Something big was going on, but I had no idea what.
I mentioned the sirens to Tony the next morning, but he probably slept through most of it, so good is his ability to sleep these days.
I knew I hadn’t dreamt it all when a neighbor who was walking his dog asked me about it as I went out to get the newspaper. He thought it might have been a car accident; I mentioned that it sounded like a fire at a building, like a school.
A text alert not long after solved the mystery: There had been a massive fire at the old Just For Fun roller rink along Route 31, about two blocks from our house. No doubt many of the responding fire departments had gone near our house to get to the scene of the fire.
When you live in the town where you grew up, you have to get used to things changing.

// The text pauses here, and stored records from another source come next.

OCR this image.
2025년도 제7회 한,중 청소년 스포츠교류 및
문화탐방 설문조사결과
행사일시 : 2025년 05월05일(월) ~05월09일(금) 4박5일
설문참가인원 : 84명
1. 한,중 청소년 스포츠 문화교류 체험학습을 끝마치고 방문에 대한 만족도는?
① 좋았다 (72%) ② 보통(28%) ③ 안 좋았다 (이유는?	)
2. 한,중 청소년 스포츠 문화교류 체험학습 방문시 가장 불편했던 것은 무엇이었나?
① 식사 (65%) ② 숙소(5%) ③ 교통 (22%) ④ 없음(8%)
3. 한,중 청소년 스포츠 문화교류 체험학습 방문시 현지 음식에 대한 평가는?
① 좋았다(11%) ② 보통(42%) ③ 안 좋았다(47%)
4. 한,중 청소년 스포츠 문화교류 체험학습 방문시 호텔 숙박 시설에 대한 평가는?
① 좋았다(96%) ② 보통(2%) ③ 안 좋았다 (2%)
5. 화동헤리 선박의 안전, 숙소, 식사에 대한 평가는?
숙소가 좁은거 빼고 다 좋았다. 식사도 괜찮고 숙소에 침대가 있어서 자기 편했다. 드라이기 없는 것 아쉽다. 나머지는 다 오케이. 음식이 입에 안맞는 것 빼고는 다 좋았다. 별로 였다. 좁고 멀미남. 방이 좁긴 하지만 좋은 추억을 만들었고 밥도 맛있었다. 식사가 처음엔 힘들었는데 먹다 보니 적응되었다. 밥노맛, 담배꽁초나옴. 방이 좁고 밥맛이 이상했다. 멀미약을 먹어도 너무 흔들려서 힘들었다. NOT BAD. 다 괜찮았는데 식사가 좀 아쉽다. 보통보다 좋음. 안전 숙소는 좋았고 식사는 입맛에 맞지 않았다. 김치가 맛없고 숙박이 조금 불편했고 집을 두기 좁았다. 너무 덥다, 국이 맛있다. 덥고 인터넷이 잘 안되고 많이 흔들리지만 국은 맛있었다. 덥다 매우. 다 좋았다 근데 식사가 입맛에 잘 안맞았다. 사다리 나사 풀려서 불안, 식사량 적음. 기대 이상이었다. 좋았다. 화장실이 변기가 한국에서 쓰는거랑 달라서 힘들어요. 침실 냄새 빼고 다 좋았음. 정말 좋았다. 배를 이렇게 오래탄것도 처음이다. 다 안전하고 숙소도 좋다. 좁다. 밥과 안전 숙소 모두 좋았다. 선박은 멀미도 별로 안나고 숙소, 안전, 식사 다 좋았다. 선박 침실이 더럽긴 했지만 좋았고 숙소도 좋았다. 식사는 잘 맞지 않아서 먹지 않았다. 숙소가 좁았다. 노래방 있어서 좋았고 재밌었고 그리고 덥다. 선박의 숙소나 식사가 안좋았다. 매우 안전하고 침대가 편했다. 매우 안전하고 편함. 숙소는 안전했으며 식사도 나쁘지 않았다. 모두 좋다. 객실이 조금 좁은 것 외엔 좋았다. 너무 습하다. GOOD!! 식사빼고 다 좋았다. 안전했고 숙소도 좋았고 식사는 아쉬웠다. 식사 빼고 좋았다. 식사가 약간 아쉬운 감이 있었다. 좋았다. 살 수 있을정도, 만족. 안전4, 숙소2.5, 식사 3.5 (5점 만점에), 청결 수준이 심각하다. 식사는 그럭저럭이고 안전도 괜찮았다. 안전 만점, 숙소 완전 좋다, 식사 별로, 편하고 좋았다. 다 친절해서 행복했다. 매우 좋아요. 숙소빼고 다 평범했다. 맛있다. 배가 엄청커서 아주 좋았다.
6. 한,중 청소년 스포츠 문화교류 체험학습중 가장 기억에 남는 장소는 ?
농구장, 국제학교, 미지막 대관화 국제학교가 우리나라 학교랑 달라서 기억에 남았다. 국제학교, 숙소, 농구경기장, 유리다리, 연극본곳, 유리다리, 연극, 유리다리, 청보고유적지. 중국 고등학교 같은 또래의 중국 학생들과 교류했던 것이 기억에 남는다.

Many of the landmarks of my youth have changed, and the growth of our town has altered the landscape. Yet, I’ve always cherished the ones that have remained in place all these years later.
Up until last week, Just For Fun had been one of those landmarks of my youth.
My brother and I learned to roller-skate in our basement. How my mother put up with the racket we must have caused, I’ll never know. We had those old school skates that clipped onto the bottom of our sneakers.
Around and around we went on the concrete floor of the basement, weaving in and out of the support pillars and doing our best not to run into anything – particularly the furnace.
We had a gravel driveway, so trying to skate there was out of the question. The fact that we lived on a rural road, where drivers often exceeded the 55 mph speed limit, also made skating in the street an impossibility.
Every now and then we would be able to go to Just For Fun.
I remember one particular time I got to go with my girlfriends. We had to be about 10 years old at the time. My friend Michelle knew how to skate backward, which put her far ahead of the rest of us. She patiently tried to show us how it was done.
It was so much fun to be able to try my crossover turns while skating to the music of the day. Sadly, I never did perfect being able to skate backward, but it wasn’t for lack of trying.
We had at least one or two trips with my classmates during my junior high school years in the early 1980s. Good times were had at all of them.
In the years since, I’d always smile as I passed the building, and I rooted for that rink to continue. It made me sad when the owners of the business had to close because of the COVID-19 pandemic. I had hoped that they might be able to bring it back once more. It’s a McHenry tradition, after all.
Now all of that seems like it won’t be able to happen. I know I’m not alone in how sad that makes me.
Fire officials have indicated the fire that destroyed the rink was suspicious. On Monday, two 14-year-olds from McHenry were arrested in connection with trespassing at the building. Police say one of them started the fire that burned down the building. How senseless and sad.
It’s hard to say goodbye to yet another landmark of my youth, and it’s heartbreaking to think that area kids will no longer get to experience that joy.
Thanks for the memories, Just For Fun.